“Altman saw Chesky’s pitch deck and told him it was perfect, except that he needed to change the market-size slide from a modest $30 million to $30 billion. “Investors want B’s, baby,” Altman told Chesky. Of course, Altman wasn’t telling Chesky to lie; rather, he argued that if the Airbnb team truly believed in their own assumptions, $30 million was a gross underestimate, and they should use a number that was true to their convictions. As it turns out, Airbnb’s market was indeed closer to $30 billion.”
Excerpt From: Reid Hoffman. “Blitzscaling”. Apple Books.

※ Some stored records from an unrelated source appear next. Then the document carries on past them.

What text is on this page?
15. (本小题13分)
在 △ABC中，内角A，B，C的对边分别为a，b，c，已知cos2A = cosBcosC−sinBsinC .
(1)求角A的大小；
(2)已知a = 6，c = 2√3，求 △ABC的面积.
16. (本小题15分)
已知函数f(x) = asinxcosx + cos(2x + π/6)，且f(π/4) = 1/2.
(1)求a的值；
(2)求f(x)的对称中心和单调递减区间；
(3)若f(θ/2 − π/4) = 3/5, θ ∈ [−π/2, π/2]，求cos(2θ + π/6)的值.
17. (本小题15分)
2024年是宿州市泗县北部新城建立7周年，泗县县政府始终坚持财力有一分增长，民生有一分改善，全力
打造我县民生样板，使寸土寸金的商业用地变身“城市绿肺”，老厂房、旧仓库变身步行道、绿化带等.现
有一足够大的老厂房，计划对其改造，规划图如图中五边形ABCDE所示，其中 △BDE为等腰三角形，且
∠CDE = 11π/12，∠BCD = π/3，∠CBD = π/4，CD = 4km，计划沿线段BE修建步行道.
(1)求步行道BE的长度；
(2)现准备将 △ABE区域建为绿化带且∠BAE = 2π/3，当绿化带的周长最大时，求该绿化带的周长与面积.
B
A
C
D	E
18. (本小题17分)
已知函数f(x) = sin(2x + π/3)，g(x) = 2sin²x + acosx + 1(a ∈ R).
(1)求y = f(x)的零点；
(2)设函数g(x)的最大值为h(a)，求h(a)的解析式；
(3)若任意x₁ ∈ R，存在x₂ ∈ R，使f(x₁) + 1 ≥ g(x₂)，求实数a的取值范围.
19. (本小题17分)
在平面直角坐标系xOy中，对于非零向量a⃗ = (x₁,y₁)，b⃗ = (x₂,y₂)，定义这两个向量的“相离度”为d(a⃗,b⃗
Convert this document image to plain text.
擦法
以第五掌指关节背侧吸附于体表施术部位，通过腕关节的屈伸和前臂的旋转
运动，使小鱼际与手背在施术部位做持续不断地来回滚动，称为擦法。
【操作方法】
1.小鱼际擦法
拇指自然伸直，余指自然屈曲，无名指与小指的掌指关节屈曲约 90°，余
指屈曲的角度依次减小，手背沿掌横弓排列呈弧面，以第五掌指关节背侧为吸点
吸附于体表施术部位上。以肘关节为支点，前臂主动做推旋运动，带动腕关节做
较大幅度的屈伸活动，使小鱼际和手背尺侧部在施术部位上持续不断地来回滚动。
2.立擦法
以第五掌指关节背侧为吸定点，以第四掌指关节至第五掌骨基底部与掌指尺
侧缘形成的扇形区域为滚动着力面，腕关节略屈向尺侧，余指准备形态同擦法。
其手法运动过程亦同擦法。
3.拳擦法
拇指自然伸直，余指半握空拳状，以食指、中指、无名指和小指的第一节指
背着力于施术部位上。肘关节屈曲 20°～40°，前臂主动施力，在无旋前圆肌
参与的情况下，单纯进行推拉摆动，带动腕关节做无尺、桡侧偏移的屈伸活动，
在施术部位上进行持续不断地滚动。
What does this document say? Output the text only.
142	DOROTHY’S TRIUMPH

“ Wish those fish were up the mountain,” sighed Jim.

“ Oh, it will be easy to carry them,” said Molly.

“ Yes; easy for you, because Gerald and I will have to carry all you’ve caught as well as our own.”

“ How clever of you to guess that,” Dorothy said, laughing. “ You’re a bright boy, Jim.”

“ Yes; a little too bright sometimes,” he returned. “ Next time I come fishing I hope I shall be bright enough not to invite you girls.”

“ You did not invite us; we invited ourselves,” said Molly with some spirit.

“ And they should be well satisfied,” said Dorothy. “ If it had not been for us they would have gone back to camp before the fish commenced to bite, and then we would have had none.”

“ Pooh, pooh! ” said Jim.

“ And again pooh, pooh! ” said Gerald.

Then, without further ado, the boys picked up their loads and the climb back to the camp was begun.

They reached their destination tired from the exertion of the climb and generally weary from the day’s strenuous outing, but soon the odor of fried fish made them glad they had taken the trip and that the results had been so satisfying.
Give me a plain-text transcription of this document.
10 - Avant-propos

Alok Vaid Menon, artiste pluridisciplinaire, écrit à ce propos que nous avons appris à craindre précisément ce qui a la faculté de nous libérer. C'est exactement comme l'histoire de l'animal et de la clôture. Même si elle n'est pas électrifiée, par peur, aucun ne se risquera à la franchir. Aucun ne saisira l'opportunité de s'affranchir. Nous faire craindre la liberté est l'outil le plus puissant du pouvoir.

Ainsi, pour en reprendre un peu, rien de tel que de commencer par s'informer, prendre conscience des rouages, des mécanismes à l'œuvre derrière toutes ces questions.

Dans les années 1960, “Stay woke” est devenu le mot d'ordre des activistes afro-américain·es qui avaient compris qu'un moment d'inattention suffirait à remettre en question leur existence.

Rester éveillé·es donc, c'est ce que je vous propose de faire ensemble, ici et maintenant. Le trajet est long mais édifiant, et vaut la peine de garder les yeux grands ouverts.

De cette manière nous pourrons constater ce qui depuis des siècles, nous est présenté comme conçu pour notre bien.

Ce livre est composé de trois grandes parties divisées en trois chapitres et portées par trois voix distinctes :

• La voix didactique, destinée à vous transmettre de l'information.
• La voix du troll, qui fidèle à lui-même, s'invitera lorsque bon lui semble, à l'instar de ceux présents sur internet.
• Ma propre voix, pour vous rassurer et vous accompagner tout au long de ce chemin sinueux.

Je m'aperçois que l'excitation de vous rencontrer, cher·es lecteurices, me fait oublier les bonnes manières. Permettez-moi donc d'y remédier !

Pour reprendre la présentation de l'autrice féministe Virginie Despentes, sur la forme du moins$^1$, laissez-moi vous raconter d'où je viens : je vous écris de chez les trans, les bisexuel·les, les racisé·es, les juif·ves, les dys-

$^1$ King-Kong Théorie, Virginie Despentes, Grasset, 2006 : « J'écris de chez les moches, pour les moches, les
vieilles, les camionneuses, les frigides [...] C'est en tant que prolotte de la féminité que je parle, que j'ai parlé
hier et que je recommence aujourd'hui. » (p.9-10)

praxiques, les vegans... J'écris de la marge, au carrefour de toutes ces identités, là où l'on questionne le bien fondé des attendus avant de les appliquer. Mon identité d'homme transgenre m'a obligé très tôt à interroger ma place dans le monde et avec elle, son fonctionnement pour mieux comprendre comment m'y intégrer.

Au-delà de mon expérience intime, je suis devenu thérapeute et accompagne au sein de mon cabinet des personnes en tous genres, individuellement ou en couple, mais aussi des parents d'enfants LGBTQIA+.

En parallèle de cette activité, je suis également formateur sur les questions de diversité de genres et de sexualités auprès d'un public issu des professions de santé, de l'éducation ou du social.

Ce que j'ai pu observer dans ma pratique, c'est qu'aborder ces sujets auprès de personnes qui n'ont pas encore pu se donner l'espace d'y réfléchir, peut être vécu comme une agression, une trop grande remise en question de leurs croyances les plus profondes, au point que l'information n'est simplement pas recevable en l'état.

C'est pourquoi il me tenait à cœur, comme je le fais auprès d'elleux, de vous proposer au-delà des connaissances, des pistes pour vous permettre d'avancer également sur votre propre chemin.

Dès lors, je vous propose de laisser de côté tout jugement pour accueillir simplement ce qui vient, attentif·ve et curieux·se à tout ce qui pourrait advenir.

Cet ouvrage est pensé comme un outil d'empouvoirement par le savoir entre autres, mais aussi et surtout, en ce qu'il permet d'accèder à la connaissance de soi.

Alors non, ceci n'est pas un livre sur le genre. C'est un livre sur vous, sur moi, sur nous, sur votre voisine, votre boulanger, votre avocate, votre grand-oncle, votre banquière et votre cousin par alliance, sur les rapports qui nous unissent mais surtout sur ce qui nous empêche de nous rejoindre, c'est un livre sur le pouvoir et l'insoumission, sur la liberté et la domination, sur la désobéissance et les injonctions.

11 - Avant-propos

throughout 2001 and 2002 the most difficult thing to pitch about my online video startup was the market size. I had this idea of internet becoming the newsgathering platform and later a place where all creators would publish their videos, I was 100% on open publishing but my company, in the first bust, was pitched as a pro channel for news and I struggled to size the potential market via jobbing the numbers of news agencies and tv networks. Which came in the 30 millions rather than 30 billions (or rather in phantasy number deducted from cloudy market data, while I could have better guessed billions from the “attention industry” even not getting the revenue model right, I was betting on licensing fees and micropayments while the model was eventually but by youtube on advertising and only later on reward for creators
I am sure, had I been able to spell better my vision into potential market guesses, I could have communicated it better to investors. I like very much this insight by Reid Hoffmann in his book.